What is pure water window cleaning?

The water that comes from your tap contains minerals and sediments – as does rainwater. These minerals and sediments are perfectly safe to drink but have a negative effect when applied to windows during the cleaning process. If you notice spots and streaks after having your windows cleaned, it’s a result of these contaminants on the glass.

How do you purify water for window cleaning?

Standard tap water is thoroughly filtered in a process called de-ionization. Not only does this remove the minerals, the water then has a magnetic effect on dirt, lifting muck and debris off the glass. As a result, the window cleaning process swifter, more effective and doesn’t require the use of any detergents, making it environmentally friendly. The filtered water is then stored in the operative’s van and connected to a water fed pole.

How does water window pole cleaning work?

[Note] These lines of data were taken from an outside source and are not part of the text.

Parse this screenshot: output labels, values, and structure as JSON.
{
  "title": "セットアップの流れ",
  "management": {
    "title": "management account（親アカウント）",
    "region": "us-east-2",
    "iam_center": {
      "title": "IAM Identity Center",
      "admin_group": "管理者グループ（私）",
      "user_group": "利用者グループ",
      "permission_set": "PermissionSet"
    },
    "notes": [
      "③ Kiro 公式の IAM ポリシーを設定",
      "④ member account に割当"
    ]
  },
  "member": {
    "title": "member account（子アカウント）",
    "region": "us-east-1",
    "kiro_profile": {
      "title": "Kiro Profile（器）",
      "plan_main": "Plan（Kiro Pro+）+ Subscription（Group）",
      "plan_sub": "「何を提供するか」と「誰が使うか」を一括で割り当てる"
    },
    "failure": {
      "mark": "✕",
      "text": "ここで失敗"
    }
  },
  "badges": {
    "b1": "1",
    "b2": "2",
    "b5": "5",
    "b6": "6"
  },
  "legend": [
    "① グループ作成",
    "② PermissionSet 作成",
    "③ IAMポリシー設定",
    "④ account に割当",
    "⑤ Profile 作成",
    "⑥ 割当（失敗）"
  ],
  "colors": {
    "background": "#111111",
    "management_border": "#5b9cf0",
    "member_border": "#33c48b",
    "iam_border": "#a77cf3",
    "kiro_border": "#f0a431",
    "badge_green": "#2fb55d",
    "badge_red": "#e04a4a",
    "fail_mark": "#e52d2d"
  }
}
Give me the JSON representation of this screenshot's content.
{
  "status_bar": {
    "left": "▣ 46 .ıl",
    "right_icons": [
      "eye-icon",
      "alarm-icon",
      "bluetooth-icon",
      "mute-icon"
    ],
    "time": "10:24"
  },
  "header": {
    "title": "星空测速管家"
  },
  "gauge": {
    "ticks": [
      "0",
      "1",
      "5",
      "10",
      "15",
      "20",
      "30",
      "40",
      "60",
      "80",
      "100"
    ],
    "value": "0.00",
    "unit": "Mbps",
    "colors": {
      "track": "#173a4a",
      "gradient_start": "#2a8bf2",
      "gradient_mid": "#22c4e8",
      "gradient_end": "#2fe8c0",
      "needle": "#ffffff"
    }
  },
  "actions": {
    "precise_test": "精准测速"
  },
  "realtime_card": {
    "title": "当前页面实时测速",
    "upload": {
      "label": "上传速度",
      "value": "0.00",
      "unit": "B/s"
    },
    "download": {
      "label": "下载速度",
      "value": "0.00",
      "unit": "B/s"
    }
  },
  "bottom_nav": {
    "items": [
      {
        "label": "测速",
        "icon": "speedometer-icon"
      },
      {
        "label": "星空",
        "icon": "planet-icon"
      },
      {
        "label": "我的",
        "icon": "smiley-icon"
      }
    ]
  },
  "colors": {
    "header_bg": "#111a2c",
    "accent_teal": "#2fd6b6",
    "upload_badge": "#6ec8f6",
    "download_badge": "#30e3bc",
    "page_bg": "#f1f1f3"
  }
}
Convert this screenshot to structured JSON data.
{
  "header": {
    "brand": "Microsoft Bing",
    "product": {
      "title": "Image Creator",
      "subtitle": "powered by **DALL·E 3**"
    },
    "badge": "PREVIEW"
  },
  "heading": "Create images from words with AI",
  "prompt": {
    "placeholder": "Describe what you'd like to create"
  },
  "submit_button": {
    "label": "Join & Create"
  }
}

Pure water is pumped vertically through a telescopic pole of up to 70 feet. This means that cleaning operatives can reach heights, scrubbing and rinsing windows without the need for a ladder. This ensures the working environment is safer, particularly in winter weather conditions. And as there’s no need to have ladders carried around your property, the whole process is considerably quicker. Many traditional window cleaners still use cloths and ladders. As pure water window cleaning requires special equipment in the form of a filtration system and telescopic pole, it’s not something you easily or cheaply do yourself. Instead hire a professional with pure water cleaning equipment and know-how to leave your windows perfectly streak-free.

Should a window cleaner dry windows?

Drying windows is time-consuming, laborious and often doesn’t leave a great finish. If they’ve been cleaned and rinsed with pure water, windows can be left to dry naturally, without the risk of smears – just wash and go!